What is 10-Q SEC Form
- Posted on January 28, 2020
- Financial Terms
- By Glory
The10-Q Sec Form is a detailed report on the performance of a company required by all publicly owned companies to be submitted quarterly to the Securities and Exchange Commission(SEC). Unlike its other counterpart 10-k, 10-Q Sec is unaudited.
The main information contained in the 10-Q Sec is the financial position of the company, management discussions, and analysis, internal controls and disclosure among others.
Points To Note About 10-Q Sec
10-Q is a well-detailed report on the financial performance and overall performance of a company expected of every public company to be submitted quarterly to the Securities and Exchange Commission (SEC).
The form helps keep investors up to date with the ongoing financial condition of the company.
10-Q is processed upon completion of each quarter, hence the number of 10-Qs expected in a year is three. There is no 10-Q report in the final quarter of the year because this is when the 10-K is filled. 10-Q is usually filed unaudited but 10-K is more comprehensive and audited.
To check out a company's 10-Q, one can easily locate this at the SEC's EDGAR database.
Information In The 10-Q Sec Form
There are two major parts in the 10-Q form. The first includes relevant financial information from the previous quarter to the present. Also in the first part, management and financial analysis on entities are explained. It also contains information on the present market risk and internal control measures are given.
The second part of the 10-Q contains other relevant information ranging from unregistered sales of equity securities, legal proceedings, how proceeds from the sales of unregistered sales of equity are used and default upon senior securities. Other information such as the exhibit is also explained in this section.

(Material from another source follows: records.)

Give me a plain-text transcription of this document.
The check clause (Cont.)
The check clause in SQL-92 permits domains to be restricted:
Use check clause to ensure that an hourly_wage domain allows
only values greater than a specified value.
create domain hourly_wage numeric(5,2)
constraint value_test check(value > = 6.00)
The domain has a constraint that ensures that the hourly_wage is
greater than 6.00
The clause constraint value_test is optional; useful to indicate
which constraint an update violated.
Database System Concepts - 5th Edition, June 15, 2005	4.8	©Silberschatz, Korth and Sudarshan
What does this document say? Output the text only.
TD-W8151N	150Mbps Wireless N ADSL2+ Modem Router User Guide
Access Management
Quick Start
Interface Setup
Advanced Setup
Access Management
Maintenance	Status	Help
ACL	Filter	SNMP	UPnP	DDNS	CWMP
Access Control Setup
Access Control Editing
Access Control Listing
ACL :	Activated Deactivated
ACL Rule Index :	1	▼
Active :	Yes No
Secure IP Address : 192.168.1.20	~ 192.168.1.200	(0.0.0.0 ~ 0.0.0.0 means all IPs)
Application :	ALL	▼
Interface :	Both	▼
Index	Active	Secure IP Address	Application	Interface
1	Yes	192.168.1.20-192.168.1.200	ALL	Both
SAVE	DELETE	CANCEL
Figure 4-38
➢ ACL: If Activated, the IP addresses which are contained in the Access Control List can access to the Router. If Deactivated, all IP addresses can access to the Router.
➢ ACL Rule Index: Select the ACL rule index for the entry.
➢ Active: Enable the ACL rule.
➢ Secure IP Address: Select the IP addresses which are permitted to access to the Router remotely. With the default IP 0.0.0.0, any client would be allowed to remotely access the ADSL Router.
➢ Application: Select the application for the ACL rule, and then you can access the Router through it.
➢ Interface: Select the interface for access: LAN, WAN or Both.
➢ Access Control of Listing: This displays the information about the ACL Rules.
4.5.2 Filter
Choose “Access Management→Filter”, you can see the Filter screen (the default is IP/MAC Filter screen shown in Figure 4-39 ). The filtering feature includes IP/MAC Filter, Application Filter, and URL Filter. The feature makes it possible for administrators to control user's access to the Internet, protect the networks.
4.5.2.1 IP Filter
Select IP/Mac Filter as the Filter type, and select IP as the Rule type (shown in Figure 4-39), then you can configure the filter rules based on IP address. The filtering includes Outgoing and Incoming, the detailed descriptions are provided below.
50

Advantages of 10-Q Sec Form
The major advantage of 10-Q Sec Form is to keep investors abreast of the financial system of the company. The 10-Q help investors to know the changes going on in the company.
Also, 10-Q examined the key areas that are of interest to investors. This area includes share buybacks, working capital and/or accounts receivables, company inventory and so on.
What Happens When A Company Fails To Meet The Deadline?
When a company fails to meet up with the deadline of filing, the company simply filed with the use of a non-timely form (NT 10-Q). In this form, the company would explain the reasons why it could not meet up with the deadline. Based on how valid the reasons are, the company would be given an extra five days.
Among the reasons companies usually fail to meet up with deadlines are mergers and acquisitions (M&A), ongoing reviews by corporate auditors, corporate litigations and so on.
If after the extended deadline, the company could still not meet up with the submission, the company would face consequences ranging from loss of the SEC registration, legal ramifications, exemption from exchanges and so on.